Gurney asintió, mirando en los ojos de su antiguo compañero, viendo en ellos el temor que provoca una vida que se derrumba.
—Una pregunta antes de irme. He oído que le pedías a Justin que hablara de dicotomías internas y me estaba preguntando a qué te referías.
—No te has perdido gran cosa —dijo Mellery torciendo un poco el gesto—. Dicotomía se refiere a una división, una dualidad con algo. Lo uso para describir los conflictos internos.
—¿Como el doctor Jekill y Mr. Hyde?
—Sí, pero va más allá. Los seres humanos estamos cargados de conflictos internos. Forman nuestras relaciones, crean nuestras frustraciones, arruinan nuestras vidas.
—Dame un ejemplo.
—Puedo darte un centenar. El conflicto más simple es el conflicto entre la forma en que nos vemos nosotros mismos y la forma en que nos ven los demás. Por ejemplo, si estamos discutiendo y tú me gritas, vería la causa en tu incapacidad de controlar tu temperamento. En cambio, si yo te grito a ti, no veré la causa en mi temperamento, sino en tu provocación, algo en ti frente a lo cual mi grito es una respuesta apropiada.
—Interesante.
—Parece que tendemos a creer que mi situación causa mis problemas y, en cambio, es tu personalidad la que causa los tuyos. Esto crea problemas. Mi deseo de tenerlo todo a mi manera parece tener sentido, mientras que tu deseo de tenerlo todo a tu manera parece infantil. Un mejor día sería uno en el que yo me sienta bien y tú te comportes mejor. La forma en que veo las cosas es la forma en que son. La forma en que las ves tú está sesgada por tus planes.
—Ya lo entiendo.
—Esto es sólo el principio, apenas araña la superficie. La mente es una masa de contradicciones y conflictos. Mentimos para conseguir que otros confíen en nosotros. Escondemos nuestro verdadero ser en una persecución de la intimidad. Perseguimos la felicidad de formas que nos alejan de ella. Cuando nos equivocamos, luchamos a brazo partido por demostrar que tenemos razón.

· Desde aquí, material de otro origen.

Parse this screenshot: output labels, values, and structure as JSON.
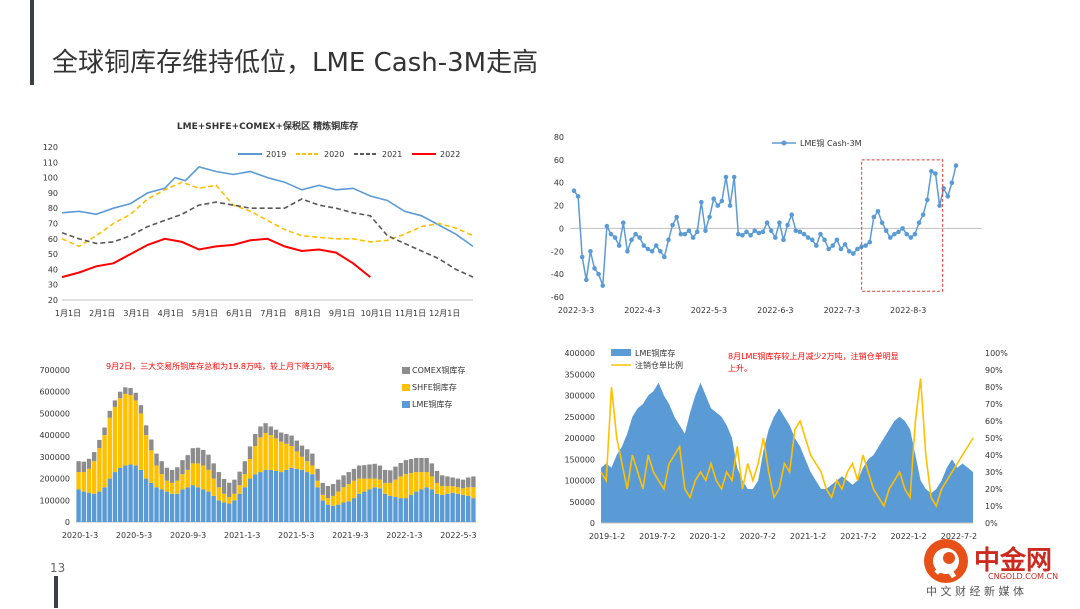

Absorto en el contenido de su programa, Mellery hablaba con brío y elocuencia. Incluso en medio de su presente tensión, tenía el poder de concentrarse.
—Tengo la impresión —dijo Gurney— de que estás hablando de una fuente de dolor personal, no sólo de la condición humana en general.
Mellery asintió lentamente.
—No hay dolor peor que tener a dos personas viviendo en un cuerpo.